Non molti la sanno, per loro fortuna. Ma dal 2012 esiste un’ancora di salvezza per chi è sopraffatto dai debiti: una legge che permette di offrire al creditore quello che si ha e non oltre. Così è capitato di recente a Como dove un dipendente 48enne ha concordato e pagato 54mila euro invece di un debito lievitato negli anni fino alla cifra di 509mila euro. Si tratta della legge sul sovraindebitamento che si traduce in un’offerta, uno scambio “quasi” equo tra chi riceve parte della somma alla quale avrebbe diritto – evitando il rischio reale di non ottenere magari nulla in futuro – e chi si libera del peso del debito.

Uno degli ultimi casi riguarda la decisione del tribunale di Como che ha risolto definitivamente una situazione debitoria di un lavoratore dipendente 48enne per debiti fiscali relativi a una partecipazione societaria in un’azienda di famiglia. Il debito iniziale di 166mila euro, maturato nei confronti dell’Agenzia delle Entrate e di Equitalia, e lievitato successivamente con sanzioni e interessi a ben 509mila euro, è stato così concordato e ridotto a 54mila euro (-89%), attraverso un accordo approvato dalla stessa Agenzia delle Entrate.

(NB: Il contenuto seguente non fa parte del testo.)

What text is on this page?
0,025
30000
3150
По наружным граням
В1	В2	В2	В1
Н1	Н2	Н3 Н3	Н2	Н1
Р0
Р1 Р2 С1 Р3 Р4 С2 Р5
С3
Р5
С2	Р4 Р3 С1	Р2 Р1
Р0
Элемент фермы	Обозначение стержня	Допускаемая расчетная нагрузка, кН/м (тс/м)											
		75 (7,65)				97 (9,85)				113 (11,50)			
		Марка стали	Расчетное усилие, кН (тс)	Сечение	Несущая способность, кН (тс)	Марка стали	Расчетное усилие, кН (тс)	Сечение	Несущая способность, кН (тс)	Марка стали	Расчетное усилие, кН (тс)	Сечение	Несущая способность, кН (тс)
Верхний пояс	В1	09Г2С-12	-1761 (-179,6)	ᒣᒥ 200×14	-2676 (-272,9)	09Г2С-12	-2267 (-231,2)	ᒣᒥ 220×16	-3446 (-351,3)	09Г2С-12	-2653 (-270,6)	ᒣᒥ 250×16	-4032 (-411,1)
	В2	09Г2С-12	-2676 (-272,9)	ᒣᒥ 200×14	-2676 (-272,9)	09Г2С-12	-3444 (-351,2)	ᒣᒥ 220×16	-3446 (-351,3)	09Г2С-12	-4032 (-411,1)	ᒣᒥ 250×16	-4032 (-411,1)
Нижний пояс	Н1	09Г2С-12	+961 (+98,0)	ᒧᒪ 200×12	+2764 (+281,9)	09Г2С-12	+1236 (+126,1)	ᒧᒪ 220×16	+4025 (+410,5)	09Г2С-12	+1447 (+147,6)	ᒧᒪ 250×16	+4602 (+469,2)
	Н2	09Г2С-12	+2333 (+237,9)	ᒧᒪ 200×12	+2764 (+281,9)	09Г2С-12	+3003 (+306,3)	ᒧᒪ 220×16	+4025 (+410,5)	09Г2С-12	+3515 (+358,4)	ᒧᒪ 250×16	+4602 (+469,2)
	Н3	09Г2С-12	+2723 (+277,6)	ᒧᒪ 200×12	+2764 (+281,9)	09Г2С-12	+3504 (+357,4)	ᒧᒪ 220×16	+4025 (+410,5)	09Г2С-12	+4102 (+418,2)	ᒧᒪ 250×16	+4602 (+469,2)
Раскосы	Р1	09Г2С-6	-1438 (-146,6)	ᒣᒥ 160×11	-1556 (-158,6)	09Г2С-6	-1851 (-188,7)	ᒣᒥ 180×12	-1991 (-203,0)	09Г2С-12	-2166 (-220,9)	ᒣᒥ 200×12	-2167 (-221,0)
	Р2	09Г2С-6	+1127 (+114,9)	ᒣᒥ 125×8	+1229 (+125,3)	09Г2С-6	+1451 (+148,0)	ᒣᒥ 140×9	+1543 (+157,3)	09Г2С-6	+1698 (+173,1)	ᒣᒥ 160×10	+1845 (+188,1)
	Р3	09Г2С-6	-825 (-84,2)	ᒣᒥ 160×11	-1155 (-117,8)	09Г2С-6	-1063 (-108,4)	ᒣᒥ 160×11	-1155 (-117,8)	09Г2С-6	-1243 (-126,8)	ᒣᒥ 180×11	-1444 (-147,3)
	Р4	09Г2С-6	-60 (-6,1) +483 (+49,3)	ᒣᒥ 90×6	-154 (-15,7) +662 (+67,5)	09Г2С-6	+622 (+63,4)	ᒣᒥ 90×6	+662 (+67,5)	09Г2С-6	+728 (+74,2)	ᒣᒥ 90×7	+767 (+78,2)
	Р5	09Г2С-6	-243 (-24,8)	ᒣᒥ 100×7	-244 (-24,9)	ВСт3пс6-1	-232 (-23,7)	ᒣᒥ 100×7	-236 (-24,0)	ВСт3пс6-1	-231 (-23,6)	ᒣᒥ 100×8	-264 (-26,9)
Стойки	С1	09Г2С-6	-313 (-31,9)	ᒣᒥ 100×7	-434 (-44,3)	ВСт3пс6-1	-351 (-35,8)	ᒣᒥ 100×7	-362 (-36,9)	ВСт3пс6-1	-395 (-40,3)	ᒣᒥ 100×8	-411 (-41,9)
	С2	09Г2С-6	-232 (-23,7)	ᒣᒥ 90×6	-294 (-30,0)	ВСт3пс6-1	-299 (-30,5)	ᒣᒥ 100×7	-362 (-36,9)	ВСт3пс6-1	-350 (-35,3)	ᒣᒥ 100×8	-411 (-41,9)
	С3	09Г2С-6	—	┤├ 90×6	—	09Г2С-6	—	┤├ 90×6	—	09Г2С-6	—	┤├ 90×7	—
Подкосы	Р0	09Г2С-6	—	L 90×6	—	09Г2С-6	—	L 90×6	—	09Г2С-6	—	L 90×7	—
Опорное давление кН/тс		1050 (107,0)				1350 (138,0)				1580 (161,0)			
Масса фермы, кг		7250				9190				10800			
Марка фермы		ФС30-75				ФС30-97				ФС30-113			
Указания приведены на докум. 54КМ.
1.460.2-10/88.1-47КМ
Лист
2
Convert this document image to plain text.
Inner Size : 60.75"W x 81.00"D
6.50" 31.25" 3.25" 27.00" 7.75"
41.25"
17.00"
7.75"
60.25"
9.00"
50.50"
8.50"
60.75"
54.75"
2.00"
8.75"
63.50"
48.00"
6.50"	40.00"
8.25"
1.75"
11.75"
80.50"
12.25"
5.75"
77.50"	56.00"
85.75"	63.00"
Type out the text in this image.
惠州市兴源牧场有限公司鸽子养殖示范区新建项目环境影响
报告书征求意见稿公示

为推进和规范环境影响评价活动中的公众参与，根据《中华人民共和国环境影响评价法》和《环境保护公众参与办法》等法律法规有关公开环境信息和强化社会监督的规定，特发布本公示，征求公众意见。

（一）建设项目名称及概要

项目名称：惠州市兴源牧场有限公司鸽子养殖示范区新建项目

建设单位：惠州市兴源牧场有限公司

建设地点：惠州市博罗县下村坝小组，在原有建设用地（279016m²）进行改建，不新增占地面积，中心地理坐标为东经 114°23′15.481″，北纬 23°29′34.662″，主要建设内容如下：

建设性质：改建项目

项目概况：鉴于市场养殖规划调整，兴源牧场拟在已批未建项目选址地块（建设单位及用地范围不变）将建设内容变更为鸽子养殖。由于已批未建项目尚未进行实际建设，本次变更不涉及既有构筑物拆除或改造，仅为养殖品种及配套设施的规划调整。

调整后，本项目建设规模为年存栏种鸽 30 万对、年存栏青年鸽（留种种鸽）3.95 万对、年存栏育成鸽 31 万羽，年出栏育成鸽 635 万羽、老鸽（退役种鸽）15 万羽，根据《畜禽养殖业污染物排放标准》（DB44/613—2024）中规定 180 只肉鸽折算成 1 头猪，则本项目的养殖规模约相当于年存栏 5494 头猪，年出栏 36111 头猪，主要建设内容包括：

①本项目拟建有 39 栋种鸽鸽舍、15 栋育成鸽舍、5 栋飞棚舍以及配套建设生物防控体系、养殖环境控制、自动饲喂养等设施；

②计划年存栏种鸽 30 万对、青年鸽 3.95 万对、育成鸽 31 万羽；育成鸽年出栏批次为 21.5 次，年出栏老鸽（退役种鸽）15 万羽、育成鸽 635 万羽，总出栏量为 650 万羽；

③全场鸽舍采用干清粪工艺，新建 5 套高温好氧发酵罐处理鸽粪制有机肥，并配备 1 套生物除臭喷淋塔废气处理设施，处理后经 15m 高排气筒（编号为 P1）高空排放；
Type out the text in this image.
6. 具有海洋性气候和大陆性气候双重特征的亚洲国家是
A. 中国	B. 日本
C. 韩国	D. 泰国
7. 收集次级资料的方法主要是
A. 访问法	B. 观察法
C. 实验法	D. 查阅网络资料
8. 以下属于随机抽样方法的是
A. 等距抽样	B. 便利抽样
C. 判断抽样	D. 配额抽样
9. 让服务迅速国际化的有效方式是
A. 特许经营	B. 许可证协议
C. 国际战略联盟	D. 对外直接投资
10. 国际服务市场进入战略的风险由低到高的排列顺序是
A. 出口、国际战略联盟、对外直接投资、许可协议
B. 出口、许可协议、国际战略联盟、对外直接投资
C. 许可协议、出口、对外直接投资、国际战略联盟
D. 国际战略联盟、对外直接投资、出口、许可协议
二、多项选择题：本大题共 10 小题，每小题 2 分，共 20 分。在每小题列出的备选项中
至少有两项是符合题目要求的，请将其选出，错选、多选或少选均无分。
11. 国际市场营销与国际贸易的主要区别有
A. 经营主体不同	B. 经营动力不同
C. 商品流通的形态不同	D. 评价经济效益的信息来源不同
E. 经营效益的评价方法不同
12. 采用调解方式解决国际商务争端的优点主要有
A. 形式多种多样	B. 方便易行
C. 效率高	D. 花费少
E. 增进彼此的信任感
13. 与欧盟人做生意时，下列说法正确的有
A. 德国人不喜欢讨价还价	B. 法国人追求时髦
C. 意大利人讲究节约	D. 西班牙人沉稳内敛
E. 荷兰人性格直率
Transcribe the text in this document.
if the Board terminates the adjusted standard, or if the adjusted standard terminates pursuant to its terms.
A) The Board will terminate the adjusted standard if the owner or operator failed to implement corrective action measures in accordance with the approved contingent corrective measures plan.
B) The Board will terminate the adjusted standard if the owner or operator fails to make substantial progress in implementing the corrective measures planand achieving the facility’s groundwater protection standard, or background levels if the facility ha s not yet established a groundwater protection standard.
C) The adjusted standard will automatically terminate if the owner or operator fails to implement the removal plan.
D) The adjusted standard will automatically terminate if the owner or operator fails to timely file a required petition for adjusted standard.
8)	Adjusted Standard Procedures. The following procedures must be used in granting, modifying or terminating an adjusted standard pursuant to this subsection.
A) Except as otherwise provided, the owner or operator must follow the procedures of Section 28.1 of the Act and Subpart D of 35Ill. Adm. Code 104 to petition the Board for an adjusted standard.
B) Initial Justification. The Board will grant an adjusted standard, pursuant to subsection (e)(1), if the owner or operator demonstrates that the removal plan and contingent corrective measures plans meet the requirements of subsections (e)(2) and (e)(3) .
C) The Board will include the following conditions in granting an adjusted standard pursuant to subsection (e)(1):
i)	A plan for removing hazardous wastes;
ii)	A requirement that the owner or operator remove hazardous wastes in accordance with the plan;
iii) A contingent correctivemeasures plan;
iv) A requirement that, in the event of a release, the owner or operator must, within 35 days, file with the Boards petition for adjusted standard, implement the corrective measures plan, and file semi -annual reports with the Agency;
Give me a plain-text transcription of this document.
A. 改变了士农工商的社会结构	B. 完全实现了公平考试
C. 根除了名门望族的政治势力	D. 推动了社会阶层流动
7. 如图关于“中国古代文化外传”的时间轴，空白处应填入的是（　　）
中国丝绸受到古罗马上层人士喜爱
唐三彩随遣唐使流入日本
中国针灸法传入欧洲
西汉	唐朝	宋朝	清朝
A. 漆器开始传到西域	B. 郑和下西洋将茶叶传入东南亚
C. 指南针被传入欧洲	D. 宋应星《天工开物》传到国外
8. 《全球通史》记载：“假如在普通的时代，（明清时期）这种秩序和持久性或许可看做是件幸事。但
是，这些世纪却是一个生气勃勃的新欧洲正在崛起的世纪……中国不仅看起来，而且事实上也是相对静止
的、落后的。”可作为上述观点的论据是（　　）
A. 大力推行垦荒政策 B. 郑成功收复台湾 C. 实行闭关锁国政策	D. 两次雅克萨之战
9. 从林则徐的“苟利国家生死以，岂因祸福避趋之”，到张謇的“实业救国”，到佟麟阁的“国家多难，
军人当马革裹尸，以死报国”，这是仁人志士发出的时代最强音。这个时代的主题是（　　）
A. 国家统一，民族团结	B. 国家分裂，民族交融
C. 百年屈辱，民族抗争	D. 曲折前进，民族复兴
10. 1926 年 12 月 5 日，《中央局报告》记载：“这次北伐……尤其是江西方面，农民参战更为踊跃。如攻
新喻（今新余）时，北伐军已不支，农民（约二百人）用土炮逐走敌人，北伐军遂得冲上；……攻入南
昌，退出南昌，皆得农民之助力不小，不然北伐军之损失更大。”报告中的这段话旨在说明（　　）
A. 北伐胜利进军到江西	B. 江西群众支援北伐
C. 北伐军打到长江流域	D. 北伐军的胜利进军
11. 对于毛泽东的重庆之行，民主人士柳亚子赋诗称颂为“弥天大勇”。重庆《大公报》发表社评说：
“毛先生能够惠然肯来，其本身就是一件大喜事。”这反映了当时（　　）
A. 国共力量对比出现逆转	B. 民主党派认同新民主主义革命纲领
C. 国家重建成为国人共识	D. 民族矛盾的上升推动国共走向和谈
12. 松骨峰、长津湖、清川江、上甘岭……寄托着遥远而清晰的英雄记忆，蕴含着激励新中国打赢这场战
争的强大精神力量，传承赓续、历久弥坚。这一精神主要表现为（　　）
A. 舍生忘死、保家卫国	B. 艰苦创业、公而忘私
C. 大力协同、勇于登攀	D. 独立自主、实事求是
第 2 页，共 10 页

L’avvocato Pasquale Lacalandra, che negli ultimi anni ha seguito diversi casi di sovraindebitamento fiscale, è intervenuto anche nella vicenda di Como. «Nel caso esaminato, se il debitore avesse richiesto la procedura della “rottamazione”, avrebbe dovuto restituire il debito iniziale, che, seppur epurato da interessi e sanzioni, ammonta comunque a 166 mila euro. L’unica possibilità per il debitore sarebbe stata la dilazione, ovvero 5 rate da oltre 33mila euro ciascuna», spiega l’avvocato. «Pertanto la particolarità del caso di sovraindebitamento portato all’attenzione del tribunale di Como è invece quella di aver raggiunto un accordo con il fisco, e in particolare con l’Agenzia delle Entrate, che ha accettato la somma di 54mila euro per chiudere la situazione debitoria», spiega sempre Lacalandra. L’importo è stato determinato «sulla base delle entrate del debitore, rappresentate solo dallo stipendio percepito. In mancanza dell’accordo, il fisco comunque non avrebbe potuto ottenere più di 1/10 dello stesso stipendio. Questo accordo ha quindi un’importanza rilevante anche dal punto di vista sociale, perché permette al debitore di riacquistare un ruolo attivo nell’economia, tutelando allo stesso tempo i diritti del creditore», chiude sempre l’avvocato.